MCSD sees COVID-19 cases come down

Kim Brooks
Express Editor

     Some good news out of the Monticello Community School District: After the fourth week of classes, the overall number of students in quarantine and isolation has dropped.

     There are 21 students in isolation, meaning those students are exhibiting a variety of symptoms. There are 18 students in quarantine; students who have been exposed to someone with COVID-19, but not necessarily at school. Those numbers make up about 4 percent of the MCSD student body.

     “These numbers are dramatically lower than we have had for the last few weeks,” expressed Superintendent Brian Jaeger. “If we all work together and stay home when not feeling well we can continue on this track.”

     The MCSD also has 218 students in PreK-12 participating in either full online leaning or hybrid learning. That makes up 22 percent of the student population.

     Throughout the next two weeks or so, Jaeger said the district would be working on a strategy on how to proceed with Parent/Teacher Conferences in October.

     “We need Parent/Teacher Conferences more this year than ever before,” he said, “but we want to organize them in the safest way possible.” More information will be released at a later date.

     The MCSD wants to also remind families that if their child is exhibiting any form of COVID-19 symptoms, they are to stay home.

     “Even if a student comes for one or two days when they are sick, they can expose many students in a short time,” warned Jaeger. “Be extra cautious for this school year and stay home.

     “When a student or staff member comes to school sick, it affects so many other people, so please be considerate. I just ask that we work together to do what we have to during these difficult times to continue to keep our schools open for our students,” concluded Jaeger.

     During the Sept. 15 Jones County Supervisor meeting, Public Health Community Health Specialist Jess Wiedenhoff reported that the county gained 11 COVID-19 cases since Sept. 11: 10 confirmed and one probable.

     JCPH was also dealing with 78 active cases as of Sept. 17.

     A confirmed case refers to those who have tested positive for coronavirus. A probable case is where the person developed COVID-like symptoms after being exposed to someone who tested positive. However, the person has not been tested. Active cases are those currently with coronavirus.

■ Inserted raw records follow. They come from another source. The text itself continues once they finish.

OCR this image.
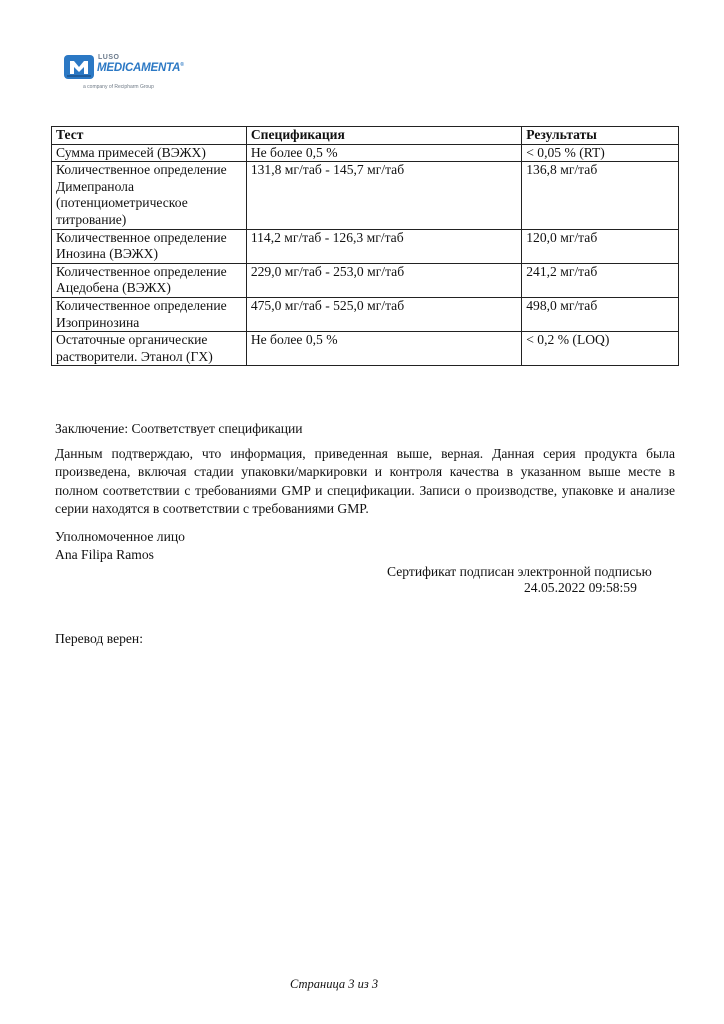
LUSO
MEDICAMENTA®
a company of Recipharm Group
Тест	Спецификация	Результаты
Сумма примесей (ВЭЖХ)	Не более 0,5 %	< 0,05 % (RT)
Количественное определение Димепранола (потенциометрическое титрование)	131,8 мг/таб - 145,7 мг/таб	136,8 мг/таб
Количественное определение Инозина (ВЭЖХ)	114,2 мг/таб - 126,3 мг/таб	120,0 мг/таб
Количественное определение Ацедобена (ВЭЖХ)	229,0 мг/таб - 253,0 мг/таб	241,2 мг/таб
Количественное определение Изопринозина	475,0 мг/таб - 525,0 мг/таб	498,0 мг/таб
Остаточные органические растворители. Этанол (ГХ)	Не более 0,5 %	< 0,2 % (LOQ)
Заключение: Соответствует спецификации
Данным подтверждаю, что информация, приведенная выше, верная. Данная серия продукта была произведена, включая стадии упаковки/маркировки и контроля качества в указанном выше месте в полном соответствии с требованиями GMP и спецификации. Записи о производстве, упаковке и анализе серии находятся в соответствии с требованиями GMP.
Уполномоченное лицо
Ana Filipa Ramos
Сертификат подписан электронной подписью
24.05.2022 09:58:59
Перевод верен:
Страница 3 из 3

     JCPH Coordinator Jenna Lovaas said that Jones County has switched to the state’s method of counting people as either active cases or recovered from the virus.

     “This means we are no longer checking in with people at the 10-day post-test/post-symptom onset, and potentially making them as recovered at that point,” explained Lovaas. “They are now considered ‘active’ for 28 days from their test date.”

     Lovaas went on to say that with the number of cases that are being reported locally on a daily basis, JCPH does not have the capacity to keep up with those 10-day check-ins.

     “Our numbers are definitely climbing!” reported Lovaas. “I think we’re averaging about five new cases every day, whereas we used to only have five new cases in a week at times.”